Situation de la filière œufs après la mise en conformité des élevages aux normes relatives au bien-être animal

Monsieur Stéphane Demilly attire l’attention de Monsieur le Ministre de l’Agriculture sur la situation de la filière œufs après la mise en conformité des élevages de la filière aux normes relatives au bien-être animal. Cette filière est aujourd’hui le premier producteur de l’Union Européenne et représente près de 10 000 emplois directs et indirects. Comme ils s’y étaient engagés, les éleveurs français se sont mis en conformité avec une directive européenne établissant les normes relatives au bien-être animal des poules pondeuses. Pour fin 2011, les 2 000 éleveurs de la filière auront investi l’équivalent d’un an de chiffre d’affaires, soit près d’un milliard d’euros. Cette mise aux normes a nécessité un changement complet de matériels et la reconstruction d’un certain nombre d’élevages.
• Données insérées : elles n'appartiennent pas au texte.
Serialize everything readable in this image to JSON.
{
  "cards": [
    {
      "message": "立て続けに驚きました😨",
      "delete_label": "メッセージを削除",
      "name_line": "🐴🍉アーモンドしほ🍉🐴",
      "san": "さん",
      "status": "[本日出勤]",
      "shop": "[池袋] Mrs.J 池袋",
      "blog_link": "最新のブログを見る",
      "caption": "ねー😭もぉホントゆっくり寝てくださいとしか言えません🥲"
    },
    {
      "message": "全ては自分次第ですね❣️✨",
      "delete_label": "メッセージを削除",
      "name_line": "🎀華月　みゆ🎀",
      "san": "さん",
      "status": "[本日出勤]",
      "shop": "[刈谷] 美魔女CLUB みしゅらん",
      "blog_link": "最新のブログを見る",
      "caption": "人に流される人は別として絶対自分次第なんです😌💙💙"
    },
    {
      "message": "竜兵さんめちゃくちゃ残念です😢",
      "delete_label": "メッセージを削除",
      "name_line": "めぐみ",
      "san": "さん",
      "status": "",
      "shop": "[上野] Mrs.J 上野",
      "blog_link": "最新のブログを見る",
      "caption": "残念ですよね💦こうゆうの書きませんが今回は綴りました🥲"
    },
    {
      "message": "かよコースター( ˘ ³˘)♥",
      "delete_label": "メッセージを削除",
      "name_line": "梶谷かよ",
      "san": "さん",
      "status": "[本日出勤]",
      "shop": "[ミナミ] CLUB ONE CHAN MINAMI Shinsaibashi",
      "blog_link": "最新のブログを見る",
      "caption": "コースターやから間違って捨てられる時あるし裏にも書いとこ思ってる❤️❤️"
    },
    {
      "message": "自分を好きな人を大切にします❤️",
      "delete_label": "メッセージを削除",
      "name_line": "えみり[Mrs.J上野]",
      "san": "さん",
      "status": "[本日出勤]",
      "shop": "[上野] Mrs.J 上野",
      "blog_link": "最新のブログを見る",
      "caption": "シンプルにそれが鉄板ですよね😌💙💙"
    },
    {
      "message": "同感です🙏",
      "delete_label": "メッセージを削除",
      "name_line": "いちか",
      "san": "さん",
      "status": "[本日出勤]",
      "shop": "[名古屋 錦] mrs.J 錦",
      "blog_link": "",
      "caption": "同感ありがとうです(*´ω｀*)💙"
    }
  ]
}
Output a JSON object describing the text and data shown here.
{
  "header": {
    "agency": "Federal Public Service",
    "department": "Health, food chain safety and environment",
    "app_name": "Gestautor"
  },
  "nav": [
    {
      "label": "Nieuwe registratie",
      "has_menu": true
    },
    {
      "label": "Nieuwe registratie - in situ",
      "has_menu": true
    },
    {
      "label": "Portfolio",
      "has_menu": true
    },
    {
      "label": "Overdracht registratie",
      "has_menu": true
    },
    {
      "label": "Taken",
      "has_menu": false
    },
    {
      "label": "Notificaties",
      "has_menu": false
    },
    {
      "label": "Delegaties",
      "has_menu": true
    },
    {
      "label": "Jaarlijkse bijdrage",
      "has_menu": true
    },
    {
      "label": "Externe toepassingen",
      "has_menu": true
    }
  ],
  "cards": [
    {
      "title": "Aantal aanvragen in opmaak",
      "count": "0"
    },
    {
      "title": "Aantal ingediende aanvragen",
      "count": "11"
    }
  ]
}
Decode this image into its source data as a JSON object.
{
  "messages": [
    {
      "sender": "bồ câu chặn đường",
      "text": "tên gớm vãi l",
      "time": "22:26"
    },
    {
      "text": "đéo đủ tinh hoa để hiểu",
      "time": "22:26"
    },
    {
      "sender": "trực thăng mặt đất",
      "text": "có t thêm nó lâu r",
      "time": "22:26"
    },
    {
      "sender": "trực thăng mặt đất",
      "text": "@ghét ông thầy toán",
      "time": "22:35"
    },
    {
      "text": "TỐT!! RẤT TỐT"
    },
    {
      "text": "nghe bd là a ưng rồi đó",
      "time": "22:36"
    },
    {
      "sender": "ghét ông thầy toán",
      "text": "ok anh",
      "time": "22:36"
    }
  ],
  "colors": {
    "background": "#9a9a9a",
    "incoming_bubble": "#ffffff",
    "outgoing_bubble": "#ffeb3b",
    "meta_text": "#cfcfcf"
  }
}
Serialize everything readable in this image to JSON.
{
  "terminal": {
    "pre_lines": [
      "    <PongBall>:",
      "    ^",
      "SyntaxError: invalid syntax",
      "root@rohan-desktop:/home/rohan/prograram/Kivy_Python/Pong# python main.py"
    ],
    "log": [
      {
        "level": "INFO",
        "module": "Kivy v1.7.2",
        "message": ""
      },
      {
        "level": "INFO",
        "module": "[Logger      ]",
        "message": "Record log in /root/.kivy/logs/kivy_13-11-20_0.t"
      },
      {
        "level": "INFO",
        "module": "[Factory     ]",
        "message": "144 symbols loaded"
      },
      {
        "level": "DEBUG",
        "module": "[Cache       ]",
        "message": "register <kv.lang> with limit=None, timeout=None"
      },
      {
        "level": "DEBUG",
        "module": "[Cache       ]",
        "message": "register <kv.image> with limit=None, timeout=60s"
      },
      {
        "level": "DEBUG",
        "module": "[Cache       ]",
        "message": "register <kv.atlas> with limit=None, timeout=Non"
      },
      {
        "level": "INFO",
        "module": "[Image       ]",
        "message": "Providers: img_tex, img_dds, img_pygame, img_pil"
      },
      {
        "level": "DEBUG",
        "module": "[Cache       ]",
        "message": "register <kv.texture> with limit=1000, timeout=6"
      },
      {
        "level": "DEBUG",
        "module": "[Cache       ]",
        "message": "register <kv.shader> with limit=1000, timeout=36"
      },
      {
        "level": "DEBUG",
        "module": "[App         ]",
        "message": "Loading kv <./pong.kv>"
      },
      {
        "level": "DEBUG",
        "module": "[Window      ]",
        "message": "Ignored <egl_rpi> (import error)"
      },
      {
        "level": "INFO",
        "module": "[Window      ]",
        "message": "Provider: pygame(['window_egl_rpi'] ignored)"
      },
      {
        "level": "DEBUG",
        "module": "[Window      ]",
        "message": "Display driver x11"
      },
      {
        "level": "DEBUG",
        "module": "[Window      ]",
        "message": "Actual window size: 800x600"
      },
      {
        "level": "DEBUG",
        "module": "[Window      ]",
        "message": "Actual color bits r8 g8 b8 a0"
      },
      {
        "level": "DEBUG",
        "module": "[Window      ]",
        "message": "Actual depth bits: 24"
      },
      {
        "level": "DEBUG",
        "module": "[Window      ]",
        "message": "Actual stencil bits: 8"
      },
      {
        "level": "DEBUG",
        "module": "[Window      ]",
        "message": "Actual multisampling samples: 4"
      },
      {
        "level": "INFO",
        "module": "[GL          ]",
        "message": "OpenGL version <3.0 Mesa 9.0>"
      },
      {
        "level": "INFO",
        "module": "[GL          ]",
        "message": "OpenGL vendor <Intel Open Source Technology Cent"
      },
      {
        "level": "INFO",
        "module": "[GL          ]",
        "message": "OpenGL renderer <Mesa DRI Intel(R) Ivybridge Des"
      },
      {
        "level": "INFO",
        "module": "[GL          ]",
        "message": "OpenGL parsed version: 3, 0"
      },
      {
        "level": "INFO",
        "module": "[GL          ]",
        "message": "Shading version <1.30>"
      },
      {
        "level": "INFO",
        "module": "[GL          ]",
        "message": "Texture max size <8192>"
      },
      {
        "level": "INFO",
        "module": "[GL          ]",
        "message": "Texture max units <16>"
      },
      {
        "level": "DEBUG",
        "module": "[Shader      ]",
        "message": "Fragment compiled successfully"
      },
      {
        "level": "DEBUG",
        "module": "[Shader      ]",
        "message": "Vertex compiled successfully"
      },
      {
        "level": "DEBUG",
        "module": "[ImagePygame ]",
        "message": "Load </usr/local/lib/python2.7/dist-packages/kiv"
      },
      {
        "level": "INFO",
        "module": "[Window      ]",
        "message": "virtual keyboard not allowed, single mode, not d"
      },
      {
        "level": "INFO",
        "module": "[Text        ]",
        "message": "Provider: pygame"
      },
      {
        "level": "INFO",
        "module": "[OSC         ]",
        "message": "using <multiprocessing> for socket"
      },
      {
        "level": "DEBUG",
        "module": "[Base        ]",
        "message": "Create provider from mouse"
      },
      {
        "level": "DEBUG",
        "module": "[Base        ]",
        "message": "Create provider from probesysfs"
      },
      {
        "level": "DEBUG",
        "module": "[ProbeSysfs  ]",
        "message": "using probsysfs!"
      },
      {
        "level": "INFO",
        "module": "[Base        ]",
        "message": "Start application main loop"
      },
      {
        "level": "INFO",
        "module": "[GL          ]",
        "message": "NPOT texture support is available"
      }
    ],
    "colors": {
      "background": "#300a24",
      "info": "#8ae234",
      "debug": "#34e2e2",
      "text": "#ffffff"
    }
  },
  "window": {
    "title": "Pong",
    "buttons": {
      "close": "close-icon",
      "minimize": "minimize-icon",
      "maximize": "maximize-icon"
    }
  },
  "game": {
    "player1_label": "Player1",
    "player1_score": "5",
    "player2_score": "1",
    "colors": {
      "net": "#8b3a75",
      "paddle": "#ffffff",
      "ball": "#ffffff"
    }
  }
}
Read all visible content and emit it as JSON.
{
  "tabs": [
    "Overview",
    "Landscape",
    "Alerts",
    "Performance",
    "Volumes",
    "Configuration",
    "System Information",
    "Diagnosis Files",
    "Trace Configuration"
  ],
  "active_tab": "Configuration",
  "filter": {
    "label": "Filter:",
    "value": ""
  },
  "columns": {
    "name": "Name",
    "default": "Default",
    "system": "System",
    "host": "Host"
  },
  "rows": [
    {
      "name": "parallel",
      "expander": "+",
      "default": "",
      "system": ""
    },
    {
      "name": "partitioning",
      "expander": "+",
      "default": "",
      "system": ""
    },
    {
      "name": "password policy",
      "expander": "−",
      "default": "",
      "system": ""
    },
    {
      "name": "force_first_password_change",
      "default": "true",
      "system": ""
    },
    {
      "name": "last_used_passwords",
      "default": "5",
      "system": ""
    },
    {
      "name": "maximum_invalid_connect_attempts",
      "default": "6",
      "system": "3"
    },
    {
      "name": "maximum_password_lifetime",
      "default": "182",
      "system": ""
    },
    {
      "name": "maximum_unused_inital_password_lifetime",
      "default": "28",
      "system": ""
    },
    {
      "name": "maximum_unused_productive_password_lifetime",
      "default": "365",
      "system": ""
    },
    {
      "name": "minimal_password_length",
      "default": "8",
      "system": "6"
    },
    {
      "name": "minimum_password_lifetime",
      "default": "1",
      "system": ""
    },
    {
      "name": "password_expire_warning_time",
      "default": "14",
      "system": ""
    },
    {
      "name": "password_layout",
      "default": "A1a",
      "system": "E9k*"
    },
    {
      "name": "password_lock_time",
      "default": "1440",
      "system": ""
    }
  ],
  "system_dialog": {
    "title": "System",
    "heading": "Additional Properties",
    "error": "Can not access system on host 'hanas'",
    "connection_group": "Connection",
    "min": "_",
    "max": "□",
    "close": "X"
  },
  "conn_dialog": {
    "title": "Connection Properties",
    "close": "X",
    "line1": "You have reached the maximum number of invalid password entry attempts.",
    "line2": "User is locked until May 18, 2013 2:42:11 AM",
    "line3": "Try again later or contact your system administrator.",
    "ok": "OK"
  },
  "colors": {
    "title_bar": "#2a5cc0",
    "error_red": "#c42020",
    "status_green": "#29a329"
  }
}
Ces investissements destinés à maintenir les capacités de production sont en voie d’achèvement et prendront effet à compter du 1er janvier 2012. Il convient toutefois de souligner que tous les pays membres de l’Union Européenne n’ont pas consenti de tels efforts et que certains éleveurs européens pourraient commercialiser des œufs n’ayant pas été produits avec les mêmes contraintes et ainsi gagner en compétitivité. En effet, certains pays de l’Union envisagent d’exporter des œufs produits dans des conditions respectant les normes européennes tout en permettant à leurs éleveurs de continuer à commercialiser des œufs produits selon les normes précédentes sur leur marché national, leur permettant ainsi de bénéficier de coûts de production moindres. Dans ce contexte, seule une vigilance accrue et un engagement fort des pouvoirs publics pourraient éviter que la production française ne soit victime de la commercialisation d’œufs en provenance de pays de l’Union Européenne et de pays tiers qui n’auraient pas consenti les mêmes efforts de mise aux normes. C’est pourquoi, il lui demande de préciser si le gouvernement entend exiger le respect d’une concurrence non faussée au sein de l’Union Européenne et conditionner la commercialisation d’œufs en provenance de pays de l’Union Européenne ayant mis aux normes la totalité de leurs élevages.